IL CAVOUR DI PADANIA

Proprio quando il presidente della repubblica Giorgio Napolitano sottolinea il valore dell’unità d’Italia, dal quotidiano leghista La Padania arriva una sonora randellata. Il giornale caro a Umberto Bossi ha pubblicato alcune delle pagine dell’ultimo testo dello storico Arrigo Petacco, intitolato «O Roma o morte», sparando in prima pagina: «Cavour considerava l’unità d’Italia una corbelleria».
Petacco, già autore di un assist straordinario al presidente della regione Veneto Luca Zaia, quando ha detto che «i 150 anni dell’unità d’Italia per il Veneto cadranno nel 2016, quando ricorrerà l’anniversario dell’annessione allo Stato unitario. Non ora», fa un ritratto federalista e antiunitario del politico subalpino: «Il primo governo del regno d’Italia fu costituito da Cavour il 23 marzo del 1861. Il conte, fino a poco tempo prima, era stato un convinto federalista come lo erano tutti gli altri «padri» moderati della patria, da Rosmini a Gioberti a Cattaneo. Egli considerava l’unità d’Italia una «corbelleria» alimentata da quell’arruffapopoli di Giuseppe Mazzini che collezionava soltanto aborti rivoluzionari. Ma era stato costretto a ricredersi quando Giuseppe Garibaldi gli aveva offerto su un vassoio il regno delle Due Sicilie». Facendo nascere, nello stesso tempo, gravi problemi di integrazione: «La Val Padana, per esempio, stava al passo con la modernizzazione dell’agricoltura europea grazie alla crescita delle piccole e medie aziende dotate di capitali e di attrezzature, mentre nell’ex regno delle Due Sicilie il latifondo condizionava pesantemente l’introduzione dei sistemi moderni di coltivazione e di sviluppo. All’indomani dell’unità, Piemonte, Liguria e Lombardia sfioravano l’85% del prodotto nazionale nei settori dell’agricoltura, dell’industria e dei servizi. Il nord vantava anche la più bassa presenza di analfabeti che nella media nazionale raggiungevano il 75%». Con un quadro unitario «sconsolante, era difficile immaginare uno sviluppo omogeneo delle varie province italiane costringendole a crescere insieme. Occorreva decentrare e Cavour ne era consapevole, anche se già immaginava lo sbarramento che avrebbe opposto la burocrazia subalpina gelosissima dei propri poteri e restia a delegarli ai nuovi venuti.

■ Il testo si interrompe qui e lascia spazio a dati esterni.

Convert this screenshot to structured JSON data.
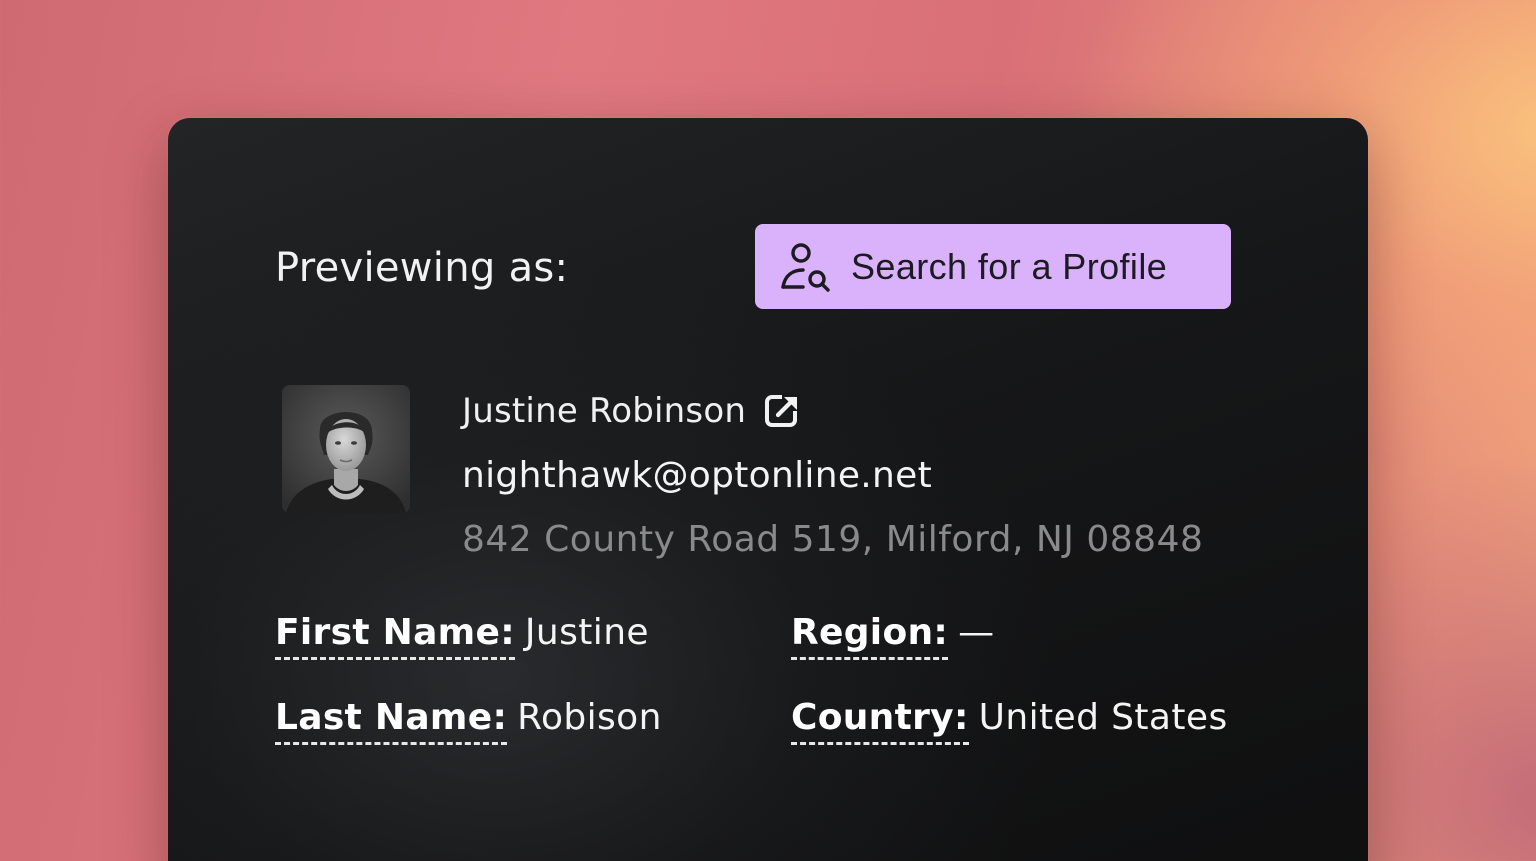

Ma, in quel momento, il conte era impegnato nel tentativo di risolvere la ingarbugliata «questione romana» mediante un accordo con Napoleone III. Impegnato quindi come ministro degli Esteri, aveva affidato al suo ministro degli Interni l’incarico di sbrogliare l’altro garbuglio. Il bolognese Marco Minghetti era un economista dotato di intelligenza prontissima e di uno spirito largamente europeo e già dal 1852, Cavour gli aveva affidato il compito di studiare i problemi degli altri Stati italiani. Era quindi l’uomo giusto, essendo a conoscenza delle peculiarità e dei problemi che differenziavano le varie aree della penisola». E «per prima cosa, Minghetti creò un nuovo ente, la regione, fondendo gruppi di province e di comuni dello stesso territorio. Poi mise a punto un progetto di decentramento che eliminava il sistema centralizzato piemontese e affidava ampi poteri agli enti locali, ossia regioni, province e comuni. Questo nuovo ordinamento doveva sorgere su base elettiva tenendo conto delle tradizioni e dei costumi locali. Alle regioni doveva spettare il potere legislativo e l’autonomia finanziaria in merito ai lavori pubblici, all’istruzione, alla sanità, alle opere pie e all’agricoltura». Secondo Petacco, «esaminato con occhi moderni, questo progetto sarebbe stato provvidenziale, ma già in commissione parlamentare venne bocciato dai deputati più conservatori.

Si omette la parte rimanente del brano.